Gigaba says the political noise is a function of democracy.

13 Jul 2017

Gigaba says the deadlines will be effective. Treasury will monitor the implementation of the 14-point plan.

13 Jul 2017

Gigaba laments SAA's failures over the past decade. Says public resources can no longer finance inefficiency.

13 Jul 2017

On SAA,  Gigaba says the next Cabinet meeting will finalise the appointment of a CEO.

13 Jul 2017

Gigaba unveils 14-point action plan to revive economy

Finance Minister Gigaba unveiled a 14-point action plan to revive the economy on Thursday.Gigaba announced the details of the inclusive growth economic action plan at the JSE, following engagements with various stakeholders.


13 Jul 2017

Gigaba: Radical economic transformation is not about the implementation of reckless policies or a shift to populist programmes.

13 Jul 2017

Gigaba: Radical economic transformation involves steps to be taken toward inclusive growth.

13 Jul 2017

Gigaba: The economy is strained. We must brace ourselves for tough times ahead. But we must work together to restore growth.

13 Jul 2017

Gigaba: Government is still working on a growth target of 1.3%.

13 Jul 2017

Gigaba: Combating corruption is not the only aspect to be addressed in boosting confidence.

13 Jul 2017

Gigaba hopes parties will settle outside court to avoid a delay in the non-disputed aspects of the Mining Charter.

13 Jul 2017

Gigaba: It is important to restore confidence in the mining sector as it is a significant contributor to growth.

13 Jul 2017

Gigaba said it's a priority to achieve higher growth than last year. This will serve as a foundation to achieve 3% growth in future.

13 Jul 2017

Gigaba says it his not his position to remove the Public Protector, that power lies with Parliament, which appointed her.

13 Jul 2017

Q&A: Gigaba supports a speedy inquiry into state capture involving SOEs.

13 Jul 2017


Full speech by Finance Minister Malusi Gigaba

Following the release of Q1 2017 GDP data confirming an economic recession, the Minister of Finance has engaged with various stakeholders to map a way forward. It is acknowledged that failure to set the economy on a higher and more sustainable growth path will disadvantage a large portion of our population and undermine efforts to rapidly address unemployment, inequality and poverty. 
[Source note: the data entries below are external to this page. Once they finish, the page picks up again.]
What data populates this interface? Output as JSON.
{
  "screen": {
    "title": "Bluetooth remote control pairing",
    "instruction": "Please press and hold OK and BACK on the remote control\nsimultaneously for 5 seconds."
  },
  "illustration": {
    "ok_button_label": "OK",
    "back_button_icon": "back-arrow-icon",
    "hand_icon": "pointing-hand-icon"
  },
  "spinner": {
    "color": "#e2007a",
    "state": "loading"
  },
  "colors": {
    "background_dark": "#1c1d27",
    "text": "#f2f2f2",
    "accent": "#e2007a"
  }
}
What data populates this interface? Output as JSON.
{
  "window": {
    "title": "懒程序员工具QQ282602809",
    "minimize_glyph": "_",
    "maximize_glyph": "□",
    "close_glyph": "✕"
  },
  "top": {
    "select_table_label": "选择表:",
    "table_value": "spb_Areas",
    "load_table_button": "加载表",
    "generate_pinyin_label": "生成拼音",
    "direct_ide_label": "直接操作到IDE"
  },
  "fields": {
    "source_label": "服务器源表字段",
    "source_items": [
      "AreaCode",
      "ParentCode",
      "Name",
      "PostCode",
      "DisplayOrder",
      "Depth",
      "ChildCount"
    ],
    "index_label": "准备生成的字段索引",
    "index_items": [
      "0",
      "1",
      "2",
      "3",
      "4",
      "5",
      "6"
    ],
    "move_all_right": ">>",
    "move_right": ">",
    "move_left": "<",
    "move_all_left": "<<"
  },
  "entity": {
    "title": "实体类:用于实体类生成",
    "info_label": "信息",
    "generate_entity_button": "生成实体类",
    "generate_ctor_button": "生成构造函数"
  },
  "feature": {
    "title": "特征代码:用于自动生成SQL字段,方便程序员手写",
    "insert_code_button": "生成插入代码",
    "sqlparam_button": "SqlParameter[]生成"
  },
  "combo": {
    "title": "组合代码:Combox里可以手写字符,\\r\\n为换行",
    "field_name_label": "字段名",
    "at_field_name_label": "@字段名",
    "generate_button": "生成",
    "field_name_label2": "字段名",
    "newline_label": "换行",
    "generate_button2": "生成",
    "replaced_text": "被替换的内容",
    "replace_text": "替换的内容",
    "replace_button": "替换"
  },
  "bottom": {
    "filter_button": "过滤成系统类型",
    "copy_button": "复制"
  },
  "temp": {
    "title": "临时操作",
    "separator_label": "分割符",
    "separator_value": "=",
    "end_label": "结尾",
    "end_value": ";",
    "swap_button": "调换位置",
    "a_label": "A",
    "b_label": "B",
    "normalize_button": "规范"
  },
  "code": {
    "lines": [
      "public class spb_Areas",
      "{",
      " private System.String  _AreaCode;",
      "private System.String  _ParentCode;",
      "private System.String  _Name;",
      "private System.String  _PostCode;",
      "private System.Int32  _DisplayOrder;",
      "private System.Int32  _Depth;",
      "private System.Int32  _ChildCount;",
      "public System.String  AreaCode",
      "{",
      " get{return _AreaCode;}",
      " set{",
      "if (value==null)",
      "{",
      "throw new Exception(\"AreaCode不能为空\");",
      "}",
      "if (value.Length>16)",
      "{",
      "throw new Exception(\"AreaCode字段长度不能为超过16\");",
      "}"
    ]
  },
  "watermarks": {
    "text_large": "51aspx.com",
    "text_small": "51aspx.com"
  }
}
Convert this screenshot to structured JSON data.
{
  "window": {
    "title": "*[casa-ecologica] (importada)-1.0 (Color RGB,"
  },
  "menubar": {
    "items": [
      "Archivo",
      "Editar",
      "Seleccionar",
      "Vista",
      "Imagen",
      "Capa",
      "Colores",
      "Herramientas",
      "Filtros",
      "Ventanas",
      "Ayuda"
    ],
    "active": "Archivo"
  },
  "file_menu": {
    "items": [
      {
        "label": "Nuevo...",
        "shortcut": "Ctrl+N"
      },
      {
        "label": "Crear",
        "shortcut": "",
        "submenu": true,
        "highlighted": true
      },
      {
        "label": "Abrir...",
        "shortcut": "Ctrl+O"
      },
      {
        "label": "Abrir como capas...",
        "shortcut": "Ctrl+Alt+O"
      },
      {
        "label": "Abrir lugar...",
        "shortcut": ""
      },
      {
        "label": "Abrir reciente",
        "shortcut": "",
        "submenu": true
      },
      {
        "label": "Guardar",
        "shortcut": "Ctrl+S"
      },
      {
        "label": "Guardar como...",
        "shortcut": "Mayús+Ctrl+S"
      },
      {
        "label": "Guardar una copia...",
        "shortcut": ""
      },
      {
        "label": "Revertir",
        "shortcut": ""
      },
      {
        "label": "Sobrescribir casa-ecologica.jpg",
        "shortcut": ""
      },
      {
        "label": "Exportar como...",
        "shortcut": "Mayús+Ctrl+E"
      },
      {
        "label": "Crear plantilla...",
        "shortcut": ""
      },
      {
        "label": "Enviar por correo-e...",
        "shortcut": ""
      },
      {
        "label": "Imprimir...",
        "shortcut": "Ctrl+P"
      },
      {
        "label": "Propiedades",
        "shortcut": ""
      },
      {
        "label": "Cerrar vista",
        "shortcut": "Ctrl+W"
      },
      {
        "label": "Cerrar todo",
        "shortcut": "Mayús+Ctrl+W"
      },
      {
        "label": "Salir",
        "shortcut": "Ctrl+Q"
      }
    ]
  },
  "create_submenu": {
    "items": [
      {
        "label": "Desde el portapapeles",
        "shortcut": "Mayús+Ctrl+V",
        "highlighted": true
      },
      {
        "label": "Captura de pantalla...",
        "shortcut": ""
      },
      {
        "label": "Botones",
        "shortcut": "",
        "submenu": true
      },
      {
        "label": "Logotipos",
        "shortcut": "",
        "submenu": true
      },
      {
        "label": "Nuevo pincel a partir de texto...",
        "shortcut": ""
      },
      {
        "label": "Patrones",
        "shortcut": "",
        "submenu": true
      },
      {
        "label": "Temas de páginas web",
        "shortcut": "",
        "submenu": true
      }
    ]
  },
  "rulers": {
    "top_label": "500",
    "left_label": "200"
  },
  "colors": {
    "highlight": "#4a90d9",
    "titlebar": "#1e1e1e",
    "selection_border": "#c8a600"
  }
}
In our engagements with various stakeholders several major concerns were raised, amongst others:

- Continued slow growth, the recession and the potential impact on the fiscal framework;

- Rising government debt;

- The state of State Owned Companies (SOC) and risks to contingent liabilities; and

- Policy uncertainty and low business and consumer confidence. Government has been deeply engaged with the issue of low economic growth and the recession, analysing its impact on social welfare, and considering an appropriate response.

There have since been several engagements in Cabinet and amongst the Economic Cluster Ministers to craft an appropriate government response. 

The President hosted a meeting of several ministers on the 28th of June 2017. At the meeting, the President stressed the urgency of a coordinated response, and to this end an agreement was reached on implementation timelines for key structural reforms related to the nine point plan. 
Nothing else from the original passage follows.